Uh oh, I think I see where our problems are starting.

Take a careful look at the above pic. This is from a website that sells certificates to award your child for peeing and crapping correctly. And the kid is peeing with the seat down! Sheesh!

So my question is, is it too late to expect that people might actually master the art of using the toilet, so that we won’t need these automatic toilets to clean up their mess after every single use?

Atlanta the Latest City to Climb Aboard the Self-Cleaning Toilet Train [Free log-in may be required.]

MARTA is installing 12 high-technology, self-cleaning restrooms at Five Points, at a total cost of $1.1 million.

The German-engineered automatic toilets clean themselves after every use. The toilet bowl retracts into the wall, where it is washed, disinfected and dried. The floor also is automatically rinsed.

The automatic public toilets are popular in Europe, but they’re only beginning to make an impact on this side of the Atlantic. MARTA is believed to be the first U.S. transit system to fully embrace the new technology.

MARTA officials say the facilities are part of a renewed effort to make the system more pleasant and convenient for existing users and to attract more “choice” riders….

Hmmm… “choice riders.” I guess those are the ones who flush when they’re finished. Real cream-of-the-crop humanity.

Users have 10 minutes to finish before the door opens. A computerized recording gives a warning at the eight- and nine-minute marks. If more time is needed, the user can contact an attendant via an intercom in the unit.
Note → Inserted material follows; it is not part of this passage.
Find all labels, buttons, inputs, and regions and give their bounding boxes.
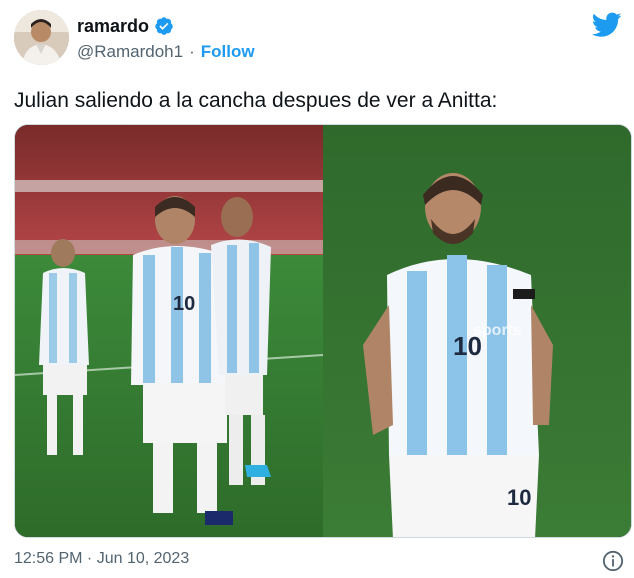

Now this is hilarious. Atlanta can’t even get courthouse personnel to watch the video monitors to keep an eye on defendants being escorted by deputies, and they think they can find attendants who are going to give a rip that somebody wants 3 more minutes in the can at a MARTA station! LOL!



  1. RonD says:

    “While times are tough on the operations side, MARTA’s capital fund is relatively flush….”

    Pun intended? 🙂

    I agree with KB. I can see occasions when the occupant needs more time and doesn’t get it. And for some people, knowing there is a time limit on “doing their business” can make it harder to get their business done.

  2. Smith says:

    Maybe they can install an Exlax dispenser for those who are having a hard time getting the job done?
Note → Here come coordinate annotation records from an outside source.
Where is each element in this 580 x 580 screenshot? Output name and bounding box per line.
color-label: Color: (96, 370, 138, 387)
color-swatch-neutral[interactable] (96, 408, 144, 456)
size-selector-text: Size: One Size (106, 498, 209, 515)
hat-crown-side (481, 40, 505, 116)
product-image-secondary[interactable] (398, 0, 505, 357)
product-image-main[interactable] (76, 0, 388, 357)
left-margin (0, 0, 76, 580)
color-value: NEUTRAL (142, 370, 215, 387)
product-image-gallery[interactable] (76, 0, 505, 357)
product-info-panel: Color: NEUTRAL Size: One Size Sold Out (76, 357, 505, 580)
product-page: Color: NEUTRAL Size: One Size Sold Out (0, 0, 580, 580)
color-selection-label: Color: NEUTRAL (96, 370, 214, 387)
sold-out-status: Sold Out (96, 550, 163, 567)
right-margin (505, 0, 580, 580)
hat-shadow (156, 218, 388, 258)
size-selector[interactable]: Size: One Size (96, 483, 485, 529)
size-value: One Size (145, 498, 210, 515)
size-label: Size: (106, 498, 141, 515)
  3. Nik Wagenfeiler says:

    Now the Atlanta bums will have a nice clean spot to take a dump now.

  4. BdgBill says:

    Hmmm..Perhaps New York could expand on this idea. Self cleaning cab drivers?

  5. Jeff H says:

    “Is it too late to stop self-cleaning toilets?”

    Why the question? Ted Kennedy does actually brush his own teeth, right?

  6. Vince says:

    There was a Mad magazine contributor named Al Jaffee, and one of the things he used to write and draw were these inventions for every day problems. Things like a “Toll Gun” that shot different denominations of coins into a toll bin (Not recommended for use with people acting as the toll collector). One of the inventions was a self-cleaning public toilet that retracted into a wall and cleaned itself. And now we have one. Unbelievable.

  7. Pat says:

    Jeff H,

    You raise a good point. Self cleaning toilets would put those like Jerry Falwell, Pat Robertson, and Terry Randell out of work. Where could they get their material if they could only visit fresh latrines?